The job pays $400,000. Is that enough to buy your conscience?
The Journal of the American Medical Association (JAMA) removed a job posting from GEO Group on Tuesday, July 23, after an op-ed by Dr. Ranit Mishori was published in The Washington Post.
The posting was for a lead physician at the Louisiana ICE Processing Center in Basile, Louisiana.
The job posting caught Mishori's attention for three major reasons: the salary, its request for a commitment to “the objectives of the facility," and the lack of a board certification requirement.
Mishori is a family doctor and a member of Physicians for Human Rights.
Dr. Ranit Mishori, professor of @GUFamilyMed, discusses FGM with @VOANews, and how to approach patients in a "non-j… https://t.co/uwCx711nmx— Georgetown Medicine (@Georgetown Medicine) 1552080613.0
The job pays $400,000 a year but only requires two years of experience. “Well, it's very unusual, especially for somebody who is a general practitioner," Mishori told NPR. “This is way more than I'm making, so the job really caught my attention for a variety of reasons."
The job posting also had a creepy line that stood out to Mishori.
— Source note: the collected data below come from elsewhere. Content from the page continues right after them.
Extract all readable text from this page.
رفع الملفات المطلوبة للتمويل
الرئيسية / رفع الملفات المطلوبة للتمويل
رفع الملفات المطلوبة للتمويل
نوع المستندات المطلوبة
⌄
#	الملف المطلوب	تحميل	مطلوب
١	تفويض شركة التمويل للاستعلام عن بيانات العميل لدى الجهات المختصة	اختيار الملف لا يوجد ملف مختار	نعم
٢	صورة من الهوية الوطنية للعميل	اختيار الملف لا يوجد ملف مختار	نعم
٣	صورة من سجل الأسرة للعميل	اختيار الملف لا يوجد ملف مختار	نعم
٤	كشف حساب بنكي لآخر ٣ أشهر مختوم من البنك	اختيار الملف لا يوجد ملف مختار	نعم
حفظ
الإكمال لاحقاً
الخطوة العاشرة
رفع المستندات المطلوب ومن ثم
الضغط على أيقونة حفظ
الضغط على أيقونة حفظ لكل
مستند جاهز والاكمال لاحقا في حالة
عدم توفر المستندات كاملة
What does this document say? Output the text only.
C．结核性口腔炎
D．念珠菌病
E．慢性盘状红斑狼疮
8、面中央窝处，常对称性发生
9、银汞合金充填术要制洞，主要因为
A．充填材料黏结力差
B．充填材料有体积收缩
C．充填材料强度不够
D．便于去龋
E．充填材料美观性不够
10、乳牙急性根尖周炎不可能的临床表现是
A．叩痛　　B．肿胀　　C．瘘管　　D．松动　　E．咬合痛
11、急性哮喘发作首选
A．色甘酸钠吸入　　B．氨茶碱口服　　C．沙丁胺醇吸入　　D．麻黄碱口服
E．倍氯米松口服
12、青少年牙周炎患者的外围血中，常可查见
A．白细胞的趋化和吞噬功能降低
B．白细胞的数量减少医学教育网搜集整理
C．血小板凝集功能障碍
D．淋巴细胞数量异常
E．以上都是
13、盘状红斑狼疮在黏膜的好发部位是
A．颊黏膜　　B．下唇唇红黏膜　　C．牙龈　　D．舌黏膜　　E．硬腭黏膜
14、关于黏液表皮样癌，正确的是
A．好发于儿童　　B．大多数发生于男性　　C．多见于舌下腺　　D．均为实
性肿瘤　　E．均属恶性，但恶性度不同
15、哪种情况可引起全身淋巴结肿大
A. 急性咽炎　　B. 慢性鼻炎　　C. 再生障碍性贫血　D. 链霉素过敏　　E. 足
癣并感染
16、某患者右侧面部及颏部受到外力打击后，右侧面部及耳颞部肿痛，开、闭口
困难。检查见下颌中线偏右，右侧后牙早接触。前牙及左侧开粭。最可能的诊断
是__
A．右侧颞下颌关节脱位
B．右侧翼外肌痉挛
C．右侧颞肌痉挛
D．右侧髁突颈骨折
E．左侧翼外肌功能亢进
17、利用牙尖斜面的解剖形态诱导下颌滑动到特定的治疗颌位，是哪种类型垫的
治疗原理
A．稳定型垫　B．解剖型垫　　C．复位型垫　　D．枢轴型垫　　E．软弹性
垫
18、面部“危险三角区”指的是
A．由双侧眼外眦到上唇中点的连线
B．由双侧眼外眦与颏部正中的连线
GEO Group is looking for physicians who are “philosophically committed to the objectives of this facility." An archived version of the site shows the line was altered to ask for a doctor who can operate “based on the company goals, objectives and philosophy according to industry standards and contractual obligations."
Mishori believes that GEO's request for philosophical loyalty to its cause could put doctors in an ethical bind known as “dual loyalty."
“Dual loyalty is something that relates to the potential conflict between clinicians' duties to their patients and their obligations to their employers," Mishori told NPR. “When these organizations have sometimes questionable tasks to fulfill, that becomes a very, very serious almost ethical minefield, I would say."
If a physician's loyalty to the company and ICE's objectives is paramount, it could cause the physician to be silent about abuses at the facility. In addition, an immigration hard-liner may be less likely to care for the immigrants' health.
Recent government audits found “unsafe and unhealthy conditions" at three ICE detention centers.
Misori was also concerned that GEO Group did not have board certification as a requirement.
“The other thing is they're not asking for a board certification, which usually is a marker for competency of some sort," she said. “Board certification are additional exams that people who graduate from residency programs have to take to show that they can deliver the best high-quality care. They're not asking for that."
In response to the controversy, a GEO Group spokesperson said, “In all of the facilities that we manage on behalf of the government, we are deeply committed to delivering culturally responsive services in safe and humane environments and to treating everyone in our care with dignity and respect," The Hill reports.
“This is the only commitment we expect from all of our employees, including our medical professionals," the statement continued.
At the end of the job posting, GEO Group claims to be an “Equal Opportunity Employer."